Daarin wordt alles gezegd dat gezegd moet worden en waar het om draait. Neem de tekst straks maar mee naar huis en hang ze boven je bed.  Want het is goed om er zo af en toe naar te kijken. Laat haar maar binnenkomen. We zijn dus snel klaar vandaag! Amen.

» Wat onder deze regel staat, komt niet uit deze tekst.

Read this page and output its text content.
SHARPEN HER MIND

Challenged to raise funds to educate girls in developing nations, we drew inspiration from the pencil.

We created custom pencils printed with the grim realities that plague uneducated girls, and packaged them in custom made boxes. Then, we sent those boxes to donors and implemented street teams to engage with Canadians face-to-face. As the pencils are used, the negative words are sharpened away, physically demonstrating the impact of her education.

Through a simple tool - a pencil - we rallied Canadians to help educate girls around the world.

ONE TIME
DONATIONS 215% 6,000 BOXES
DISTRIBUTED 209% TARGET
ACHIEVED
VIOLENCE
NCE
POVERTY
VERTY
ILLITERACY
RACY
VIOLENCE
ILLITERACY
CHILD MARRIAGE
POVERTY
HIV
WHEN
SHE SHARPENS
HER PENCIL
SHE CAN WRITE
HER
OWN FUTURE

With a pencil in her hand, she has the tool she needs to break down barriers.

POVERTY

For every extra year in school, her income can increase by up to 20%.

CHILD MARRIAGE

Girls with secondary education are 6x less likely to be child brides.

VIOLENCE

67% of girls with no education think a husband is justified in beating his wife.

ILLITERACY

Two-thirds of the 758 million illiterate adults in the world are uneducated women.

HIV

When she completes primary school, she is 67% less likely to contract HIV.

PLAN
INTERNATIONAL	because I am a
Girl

Was het maar zo! Met die snelheid beseffen waar het omdraait. Vooral echter niet alleen beseffen maar ook doen: uit je huisje komen! Roeping. Het klinkt als een verheven ideaal. Dat is het soms ook. Zeker als we naar onze bijbelse teksten kijken hoe de profeten aan de bak moeten. Soms tegen heug en meug, soms met alleen maar aangetrokken remmen. Jeremia is nog een jongetje en toch wordt hij al voor de kar van God gespannen, om Gods stem, Gods Woord te laten klinken in de woelige tijd van toen. Dat is hem niet in de koude kleren gaan zitten. En ook de toekomstig mensenvissers uit Marcus gaan geen makkelijk en comfortabel leven tegemoet; hun comfortzone moeten ze ver en ver achter zich laten om het maar eens modern uit te drukken. Maar nu naar ons. Jeremia, dat is lang geleden, en dat was een bijzondere situatie. Daarmee zullen we ons waarschijnlijk niet zo snel identificeren. Misschien met de leerlingen van Jezus zoals ze ons gepresenteerd worden, ook niet? Wie zal het zeggen?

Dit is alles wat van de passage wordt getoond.